En troisième lieu, la communication d’une synthèse des témoignages recueillis dans le cadre de l’enquête administrative est insuffisante pour assurer le respect du droit à la communication de l’intégralité du dossier individuel (8).

En dernier lieu, comme indiqué ci-­dessus, l’administration peut refuser de communiquer les procès-verbaux d’audition lorsque cette communication porterait gravement préjudice aux personnes ayant témoigné.

Cependant, l’administration, qui peut se prévaloir d’un risque de préjudice grave pour les personnes auditionnées, doit, si elle refuse de communiquer leurs procès-verbaux, informer l’agent public, de façon suffisamment circonstanciée, de la teneur de ces pièces, afin de lui permettre de se défendre (9).

En outre, si cette exception au principe de communication vise à assurer la protection des témoins, il s’avère que l’existence d’un préjudice grave permettant de s’affranchir de l’obligation de communication n’est à ce jour admise que dans des hypothèses exceptionnelles.

A titre d’exemple, la communication des procès-verbaux n’est pas de nature à porter gravement préjudice aux témoins lorsque ceux-ci ne sont plus sous l’autorité de l’agent, compte tenu de son changement d’affectation, et que, en outre, les témoignages non communiqués étaient soit favorables à l’agent, soit neutres et qu’enfin, les noms des agents auditionnés étaient, en tout état de cause, mentionnés dans le rapport d’enquête (10).

Le juge administratif a toutefois eu l’occasion de juger que la communication aux agents poursuivis des comptes rendus des entretiens menés dans le cadre d’une enquête aurait pu gravement préjudicier aux témoins et qu’ainsi, l’absence de communication de ces pièces ne caractérisait pas une violation du principe du contradictoire. Dans cette affaire, le président d’une chambre de métiers et de l’artisanat avait été sanctionné au terme d’une enquête lors de laquelle les agents auditionnés avaient évoqué des dysfonctionnements, conflits, humiliations et pressions, mettant en cause des membres de la ­direction de la ­structure (11).

L’ anonymisation des témoignages

Les témoignages recueillis dans le cadre d’une enquête administrative ou en dehors d’une telle enquête doivent, comme indiqué ci-dessus, être communiqués à l’agent qui fait l’objet d’une procédure disciplinaire, à raison de faits établis par ces témoignages.

La non-communication de ces témoignages n’est possible, comme indiqué ci-dessus, que dans des hypothèses exceptionnelles, lorsque l’administration est en mesure de démontrer que la communication de ces pièces est susceptible de porter gravement préjudice aux témoins.

Le juge administratif a également apporté des précisions sur les conditions dans lesquelles l’administration pouvait décider de communiquer ces témoignages, tout en les anonymisant. Ainsi, l’administration peut légalement infliger à un agent une sanction sur le fondement de témoignages qu’elle a anonymisés à la demande des témoins, lorsque la communication de leur identité serait de nature à leur porter préjudice.

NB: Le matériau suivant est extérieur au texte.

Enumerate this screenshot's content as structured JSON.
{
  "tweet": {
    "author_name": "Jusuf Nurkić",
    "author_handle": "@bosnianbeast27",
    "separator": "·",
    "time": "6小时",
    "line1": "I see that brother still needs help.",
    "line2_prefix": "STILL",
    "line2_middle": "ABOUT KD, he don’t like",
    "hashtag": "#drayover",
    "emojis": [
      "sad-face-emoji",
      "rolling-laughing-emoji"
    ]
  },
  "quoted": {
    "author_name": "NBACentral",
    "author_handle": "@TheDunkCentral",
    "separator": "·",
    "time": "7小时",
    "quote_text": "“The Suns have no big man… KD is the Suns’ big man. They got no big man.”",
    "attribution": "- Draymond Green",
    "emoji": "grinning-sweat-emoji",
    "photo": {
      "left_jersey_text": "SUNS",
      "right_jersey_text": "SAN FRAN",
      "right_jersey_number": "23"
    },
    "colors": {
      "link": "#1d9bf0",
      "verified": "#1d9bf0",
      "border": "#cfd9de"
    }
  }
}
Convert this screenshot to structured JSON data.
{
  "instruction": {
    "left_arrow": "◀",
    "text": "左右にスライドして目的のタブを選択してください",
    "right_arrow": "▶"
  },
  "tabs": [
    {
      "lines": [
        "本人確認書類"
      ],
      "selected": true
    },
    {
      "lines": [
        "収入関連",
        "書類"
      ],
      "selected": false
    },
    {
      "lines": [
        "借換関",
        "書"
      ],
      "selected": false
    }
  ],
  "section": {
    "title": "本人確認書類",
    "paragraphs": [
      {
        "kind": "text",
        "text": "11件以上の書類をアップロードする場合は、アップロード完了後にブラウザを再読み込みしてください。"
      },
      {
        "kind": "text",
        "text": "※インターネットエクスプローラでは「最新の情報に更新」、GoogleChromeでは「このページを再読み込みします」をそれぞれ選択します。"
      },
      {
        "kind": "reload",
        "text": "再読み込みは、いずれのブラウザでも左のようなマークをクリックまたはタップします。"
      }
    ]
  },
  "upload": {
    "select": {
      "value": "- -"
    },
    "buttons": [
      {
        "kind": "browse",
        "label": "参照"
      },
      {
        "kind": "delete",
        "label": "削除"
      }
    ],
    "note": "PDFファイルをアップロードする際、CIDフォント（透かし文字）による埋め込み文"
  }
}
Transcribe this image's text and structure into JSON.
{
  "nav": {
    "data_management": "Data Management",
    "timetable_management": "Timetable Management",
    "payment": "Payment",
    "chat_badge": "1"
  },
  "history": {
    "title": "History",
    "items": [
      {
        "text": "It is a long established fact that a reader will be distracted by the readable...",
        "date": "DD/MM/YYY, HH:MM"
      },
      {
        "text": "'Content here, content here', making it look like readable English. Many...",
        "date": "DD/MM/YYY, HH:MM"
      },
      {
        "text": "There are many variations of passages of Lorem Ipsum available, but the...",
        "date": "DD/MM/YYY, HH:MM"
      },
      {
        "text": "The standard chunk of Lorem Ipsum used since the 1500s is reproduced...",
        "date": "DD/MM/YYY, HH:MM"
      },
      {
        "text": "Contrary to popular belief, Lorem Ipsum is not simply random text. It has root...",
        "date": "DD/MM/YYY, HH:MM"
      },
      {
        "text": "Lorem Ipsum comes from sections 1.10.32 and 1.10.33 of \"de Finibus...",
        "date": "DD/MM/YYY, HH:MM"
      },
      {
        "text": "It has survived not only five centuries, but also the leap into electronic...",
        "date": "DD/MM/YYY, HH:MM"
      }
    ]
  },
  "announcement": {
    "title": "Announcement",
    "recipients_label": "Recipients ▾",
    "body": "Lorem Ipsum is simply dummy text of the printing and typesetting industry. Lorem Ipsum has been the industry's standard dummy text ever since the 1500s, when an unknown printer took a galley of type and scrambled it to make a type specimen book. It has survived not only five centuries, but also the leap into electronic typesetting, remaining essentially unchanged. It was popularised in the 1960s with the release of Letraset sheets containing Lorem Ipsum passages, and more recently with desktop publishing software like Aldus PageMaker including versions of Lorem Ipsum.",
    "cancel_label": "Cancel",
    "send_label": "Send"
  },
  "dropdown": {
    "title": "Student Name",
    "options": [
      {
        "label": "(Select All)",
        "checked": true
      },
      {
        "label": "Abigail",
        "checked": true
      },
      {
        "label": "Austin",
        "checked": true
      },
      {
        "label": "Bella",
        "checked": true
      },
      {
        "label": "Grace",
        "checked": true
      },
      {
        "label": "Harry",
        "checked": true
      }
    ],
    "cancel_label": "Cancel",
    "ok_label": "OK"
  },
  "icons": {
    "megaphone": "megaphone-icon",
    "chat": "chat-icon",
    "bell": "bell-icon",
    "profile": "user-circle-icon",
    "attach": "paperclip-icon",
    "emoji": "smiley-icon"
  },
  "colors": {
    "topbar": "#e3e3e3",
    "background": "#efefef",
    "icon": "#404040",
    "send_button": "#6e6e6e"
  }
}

Dans ce cas, il lui appartient toutefois, dans le cadre de l’instance contentieuse engagée par l’agent contre cette sanction, et si ce dernier conteste l’authenticité des témoignages ou la véracité de leur contenu, de produire tous éléments permettant de démontrer que la qualité des témoins correspond à celle qu’elle allègue et tous ­éléments de nature à corroborer les faits ­relatés dans les témoignages.

Le Conseil d’Etat a précisé que la conviction du juge se déterminait au vu de ces échanges contradictoires, qu’il peut ­compléter, en cas de doute, en ordonnant toute mesure d’instruction utile (12).

Dans cette affaire, le Conseil d’Etat a jugé que l’administration ne pouvait pas se fonder exclusivement sur des témoignages anonymisés, puisque ces éléments ne suffisaient pas à apporter la preuve de la réalité des faits, qui étaient contestés par l’agent.

Par ailleurs, il a été jugé que l’anonymisation des témoignages, justifiée par la demande des intéressés qui avaient exprimé des craintes à propos des réactions de leurs collègues, n’était pas contraire à l’obligation de loyauté dans l’administration de la preuve et n’interdisait pas à l’admi­nistration de prendre en compte ces témoignages. Le juge a, en outre, considéré que le caractère anonyme des témoignages n’avait pas empêché l’agent de présenter ses observations, dès lors que ces témoignages apportaient des précisions sur les circonstances dans lesquelles les témoins avaient été amenés à travailler avec l’agent ou à être témoins de son comportement. De plus, d’autres témoignages, non anonymisés, permettaient de conforter la teneur des témoignages anonymisés (13).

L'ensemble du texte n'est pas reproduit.